Blue Shield of California, CHW and Hill Physicians Create ACO for Retired California State Employees

Earlier this year, Blue Shield of California, Catholic Healthcare West and San Ramon, Calif-based Hill Physicians launched what is essentially an accountable care organization to manage the care of more than 40,000 members of the California Public Employees' Retirement System. The goal of the integrated delivery model is to keep healthcare costs flat in 2010, and it plans to do so by sharing clinical and case management information to better coordinate care.

A vision for coordinated care
The history of this integrated delivery model dates back to 2007 when Blue Shield of California, Hill Physician sand CHW began discussing ways to attack what they saw as a "disjointed delivery system," says Juan Davila, senior vice president for network management at Blue Shield of California. Specifically, the organizations wanted to develop a system that would reward physicians for quality and efficiency rather than utilization and break down silos among the health plan, hospitals and the medical group, he says.

Announced in April 2009, the pilot went "live" in January of this year. More than 40,000 CalPERS members who were covered through the Blue Shield HMO and who already had a primary care physician affiliated with Hill were automatically enrolled in the program.

The goal of Blue Shield's involvement is to "share risk with providers, not shift risk to providers," says Mr. Davila.

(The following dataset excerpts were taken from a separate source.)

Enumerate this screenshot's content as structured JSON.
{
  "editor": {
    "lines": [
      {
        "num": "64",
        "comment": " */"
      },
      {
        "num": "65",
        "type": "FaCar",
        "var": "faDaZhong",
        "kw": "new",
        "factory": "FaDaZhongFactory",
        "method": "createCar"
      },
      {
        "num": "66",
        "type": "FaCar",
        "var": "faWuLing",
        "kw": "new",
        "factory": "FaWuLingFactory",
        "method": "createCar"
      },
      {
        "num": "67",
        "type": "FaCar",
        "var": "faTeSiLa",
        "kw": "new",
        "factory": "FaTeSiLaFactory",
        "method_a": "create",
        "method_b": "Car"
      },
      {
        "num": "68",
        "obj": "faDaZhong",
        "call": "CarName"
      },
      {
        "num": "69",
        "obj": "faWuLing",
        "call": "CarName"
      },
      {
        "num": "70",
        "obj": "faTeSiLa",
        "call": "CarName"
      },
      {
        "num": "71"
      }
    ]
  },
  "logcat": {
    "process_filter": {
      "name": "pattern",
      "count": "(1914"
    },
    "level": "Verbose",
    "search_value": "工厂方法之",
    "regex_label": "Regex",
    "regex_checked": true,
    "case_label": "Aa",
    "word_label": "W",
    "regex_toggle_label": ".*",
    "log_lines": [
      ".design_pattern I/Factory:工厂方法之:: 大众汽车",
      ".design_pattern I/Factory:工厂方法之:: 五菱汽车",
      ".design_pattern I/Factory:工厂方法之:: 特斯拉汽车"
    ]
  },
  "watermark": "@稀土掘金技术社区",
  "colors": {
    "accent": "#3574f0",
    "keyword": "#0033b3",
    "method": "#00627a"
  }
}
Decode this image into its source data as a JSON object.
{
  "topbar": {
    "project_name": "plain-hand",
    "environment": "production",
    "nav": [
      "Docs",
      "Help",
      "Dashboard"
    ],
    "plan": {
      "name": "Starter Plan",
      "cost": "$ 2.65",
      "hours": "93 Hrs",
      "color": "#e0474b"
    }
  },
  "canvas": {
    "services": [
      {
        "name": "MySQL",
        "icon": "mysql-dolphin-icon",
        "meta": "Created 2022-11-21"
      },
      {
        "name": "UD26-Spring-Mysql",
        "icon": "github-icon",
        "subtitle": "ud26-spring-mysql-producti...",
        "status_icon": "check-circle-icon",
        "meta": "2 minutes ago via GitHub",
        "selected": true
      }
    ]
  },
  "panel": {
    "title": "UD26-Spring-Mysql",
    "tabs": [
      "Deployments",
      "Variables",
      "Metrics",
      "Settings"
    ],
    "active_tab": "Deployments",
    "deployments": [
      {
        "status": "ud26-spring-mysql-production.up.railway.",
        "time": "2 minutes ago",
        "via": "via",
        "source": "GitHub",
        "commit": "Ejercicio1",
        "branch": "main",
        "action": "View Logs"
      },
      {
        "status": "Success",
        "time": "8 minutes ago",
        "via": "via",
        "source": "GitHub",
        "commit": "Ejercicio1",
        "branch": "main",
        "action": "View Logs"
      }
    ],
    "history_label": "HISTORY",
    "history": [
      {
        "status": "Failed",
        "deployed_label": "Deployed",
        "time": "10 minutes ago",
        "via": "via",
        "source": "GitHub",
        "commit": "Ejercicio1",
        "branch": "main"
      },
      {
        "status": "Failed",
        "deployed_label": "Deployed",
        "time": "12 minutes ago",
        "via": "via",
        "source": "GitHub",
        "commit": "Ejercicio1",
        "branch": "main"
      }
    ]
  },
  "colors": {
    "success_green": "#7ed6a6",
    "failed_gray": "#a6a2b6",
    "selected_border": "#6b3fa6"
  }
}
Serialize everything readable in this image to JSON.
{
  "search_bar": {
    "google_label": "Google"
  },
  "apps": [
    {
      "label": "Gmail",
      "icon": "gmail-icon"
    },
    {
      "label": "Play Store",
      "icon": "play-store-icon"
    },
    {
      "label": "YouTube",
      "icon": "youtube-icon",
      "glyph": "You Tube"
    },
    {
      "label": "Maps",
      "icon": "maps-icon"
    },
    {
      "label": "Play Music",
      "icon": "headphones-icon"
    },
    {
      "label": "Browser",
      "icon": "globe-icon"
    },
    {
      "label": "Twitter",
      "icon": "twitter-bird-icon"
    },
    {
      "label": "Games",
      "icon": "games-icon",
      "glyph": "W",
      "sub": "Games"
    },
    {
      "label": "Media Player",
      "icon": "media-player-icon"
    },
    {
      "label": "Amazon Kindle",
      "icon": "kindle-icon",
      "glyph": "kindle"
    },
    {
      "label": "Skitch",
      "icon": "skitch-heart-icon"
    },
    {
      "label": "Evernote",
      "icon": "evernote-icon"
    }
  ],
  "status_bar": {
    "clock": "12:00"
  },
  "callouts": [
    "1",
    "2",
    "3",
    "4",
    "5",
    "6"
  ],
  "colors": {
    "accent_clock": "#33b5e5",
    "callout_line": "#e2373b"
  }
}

He adds that simply shifting risk to providers would not be sustainable over time, and the goal of the ACO is to "take as much cost out of the delivery of care as possible, not just shift cost within the system."

Identifying unnecessarily high costs

An initial goal of the ACO was to identify areas where costs were unnecessarily high, thereby identifying areas to focus resources and implement solutions to bring costs down. "These insights would not have been possible without the collaboration required under the ACO model," says Mr. Davila. The groups identified the following three areas of unnecessary costs in which to focus their efforts:

1. Overutilization of certain elective procedures. The ACO identified hysterectomies and elective knee surgeries as the biggest cost drivers in the region among CalPERS members. While some patients may require these procedures, a cost-effective approach to treatment encourages that all possible non-surgical treatments be exhausted before the patient undergoes surgery. As a result, Hill and CHW are collaborating on alternatives, including evidence-based approaches to therapy and the treatments that should be pursued before recommending surgery, says Mr. Davila.

2. Preventable readmissions. According to Mr. Davila, studying data from all three organizations allowed the groups to more efficiently address preventable readmissions. "When we discover patterns of readmissions we are quickly conducting intensive examinations of the service line, inclusive of educating the caregivers, implementing more integrated discharge planning and other measures," he says.

3. Out-of-network services. Because out-of-network services are high-cost for commercial insurers, the ACO initiated a program to identify patients that have gone out of network and bring them back in, says Mr. Davila.

Challenges and key learnings

One of the biggest challenges for the development of any ACO is likely to be creating systems to share data, and this was not different for the CalPERS pilot. "Among the biggest challenges was establishing data connectivity and ensuring that everyone had access to the same data," says Mr. Davila. "There's also the obstacle of trying to bring about change as we look to overcome cultural differences, put in place different processes and the like. Engaging the member to actively participate in their health to realize cost savings is another challenge."

Mr. Davila says he is encouraged by the strong commitment all the organizations in the CalPERS pilot have had to working together to bring down costs, but notes that incentives have to be aligned in a way that keeps all parties engaged. He sees the ACO model growing more popular across the country, and notes that Blue Shield currently has five other potential ACO pilots in the works. "[Integrated delivery models allow] organizations the experience and expertise to implement payment reforms envisioned by the health reform law, including ACOs and episode-based payments," he says.